Failure to Notify Provider of Resident's Change in Behavior
Penalty
Summary
A deficiency occurred when staff failed to notify the provider of a resident's significant change in behavioral symptoms. The resident, who had diagnoses including dementia with behavioral disturbances, anxiety, major depressive disorder, emphysema, and congestive heart failure, exhibited new and escalating angry outbursts and agitation over several days. These behaviors included throwing linens, screaming at staff, and throwing fluids, which were not part of the resident's documented baseline behavior. Despite these changes, there was no evidence that the nursing supervisor or provider were notified at the time the behaviors were first observed. The clinical record review showed that prior to these incidents, the resident had not exhibited similar angry outbursts. Staff attempted to redirect the resident but did not escalate the issue or seek provider input, even though the resident was unable to be redirected and had no available as-needed medication to address the agitation.
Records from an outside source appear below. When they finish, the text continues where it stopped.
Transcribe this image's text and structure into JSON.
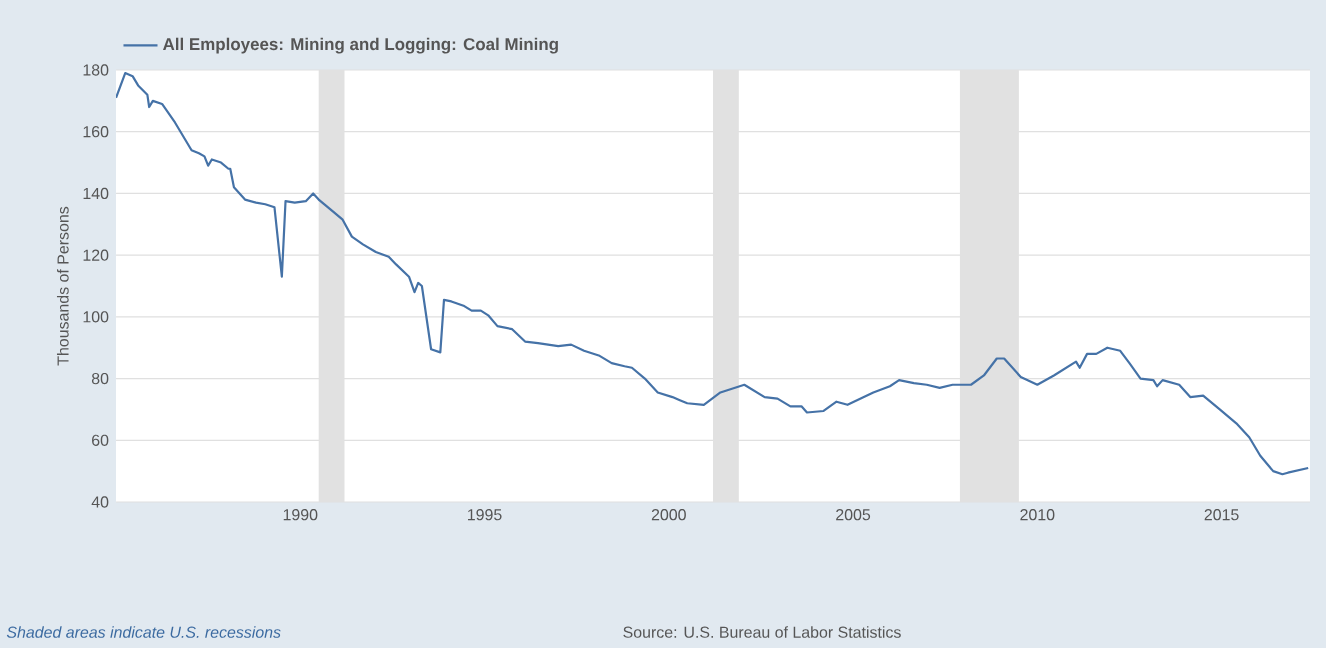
{
  "chart_data": {
    "type": "line",
    "ylabel": "Thousands of Persons",
    "legend": "top left",
    "grid": "y",
    "xlim": [
      1985,
      2017.4
    ],
    "ylim": [
      40,
      180
    ],
    "xticks": [
      1990,
      1995,
      2000,
      2005,
      2010,
      2015
    ],
    "yticks": [
      40,
      60,
      80,
      100,
      120,
      140,
      160,
      180
    ],
    "bands": [
      {
        "axis": "x",
        "from": 1990.5,
        "to": 1991.2,
        "color": "#e1e1e1"
      },
      {
        "axis": "x",
        "from": 2001.2,
        "to": 2001.9,
        "color": "#e1e1e1"
      },
      {
        "axis": "x",
        "from": 2007.9,
        "to": 2009.5,
        "color": "#e1e1e1"
      }
    ],
    "annotations": [
      "Shaded areas indicate U.S. recessions",
      "Source: U.S. Bureau of Labor Statistics"
    ],
    "series": [
      {
        "name": "All Employees: Mining and Logging: Coal Mining",
        "color": "#4572a7",
        "x": [
          1985.0,
          1985.25,
          1985.45,
          1985.6,
          1985.85,
          1985.9,
          1986.0,
          1986.25,
          1986.6,
          1987.05,
          1987.25,
          1987.4,
          1987.5,
          1987.6,
          1987.85,
          1988.05,
          1988.1,
          1988.2,
          1988.5,
          1988.8,
          1989.05,
          1989.3,
          1989.5,
          1989.6,
          1989.85,
          1990.15,
          1990.35,
          1990.5,
          1990.9,
          1991.15,
          1991.4,
          1991.7,
          1992.05,
          1992.4,
          1992.6,
          1992.95,
          1993.1,
          1993.2,
          1993.3,
          1993.55,
          1993.8,
          1993.9,
          1994.1,
          1994.45,
          1994.65,
          1994.9,
          1995.1,
          1995.35,
          1995.75,
          1996.1,
          1996.45,
          1997.0,
          1997.35,
          1997.7,
          1998.1,
          1998.45,
          1998.8,
          1999.0,
          1999.35,
          1999.7,
          2000.1,
          2000.3,
          2000.5,
          2000.95,
          2001.4,
          2002.05,
          2002.6,
          2002.95,
          2003.3,
          2003.6,
          2003.75,
          2004.2,
          2004.55,
          2004.85,
          2005.2,
          2005.55,
          2006.0,
          2006.25,
          2006.65,
          2007.0,
          2007.35,
          2007.7,
          2008.2,
          2008.55,
          2008.9,
          2009.1,
          2009.55,
          2010.0,
          2010.45,
          2011.05,
          2011.15,
          2011.35,
          2011.6,
          2011.9,
          2012.25,
          2012.5,
          2012.8,
          2013.15,
          2013.25,
          2013.4,
          2013.85,
          2014.15,
          2014.5,
          2014.95,
          2015.4,
          2015.75,
          2016.05,
          2016.4,
          2016.65,
          2016.8,
          2017.35
        ],
        "values": [
          171,
          179,
          178,
          175,
          172,
          168,
          170,
          169,
          163,
          154,
          153,
          152,
          149,
          151,
          150,
          148,
          148,
          142,
          138,
          137,
          136.5,
          135.5,
          113,
          137.5,
          137,
          137.5,
          140,
          138,
          134,
          131.5,
          126,
          123.5,
          121,
          119.5,
          117,
          113,
          108,
          111,
          110,
          89.5,
          88.5,
          105.5,
          105,
          103.5,
          102,
          102,
          100.5,
          97,
          96,
          92,
          91.5,
          90.5,
          91,
          89,
          87.5,
          85,
          84,
          83.5,
          80,
          75.5,
          74,
          73,
          72,
          71.5,
          75.5,
          78,
          74,
          73.5,
          71,
          71,
          69,
          69.5,
          72.5,
          71.5,
          73.5,
          75.5,
          77.5,
          79.5,
          78.5,
          78,
          77,
          78,
          78,
          81,
          86.5,
          86.5,
          80.5,
          78,
          81,
          85.5,
          83.5,
          88,
          88,
          90,
          89,
          85,
          80,
          79.5,
          77.5,
          79.5,
          78,
          74,
          74.5,
          70,
          65.5,
          61,
          55,
          50,
          49,
          49.5,
          51
        ]
      }
    ]
  }
}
The behaviors were only documented in a psychiatric APRN book, with no immediate notification to supervisory staff or the provider, contrary to facility policy which required provider notification for significant changes in condition. Interviews with staff confirmed that the provider should have been notified of the resident's behavioral changes, as these were not consistent with the resident's baseline and could have indicated an underlying medical issue. The delay in notification meant that potential interventions, such as ordering laboratory tests or adjusting medications, were not initiated in a timely manner. Facility policy also required documentation of provider and family notification, which was not completed at the time of the initial behavioral changes.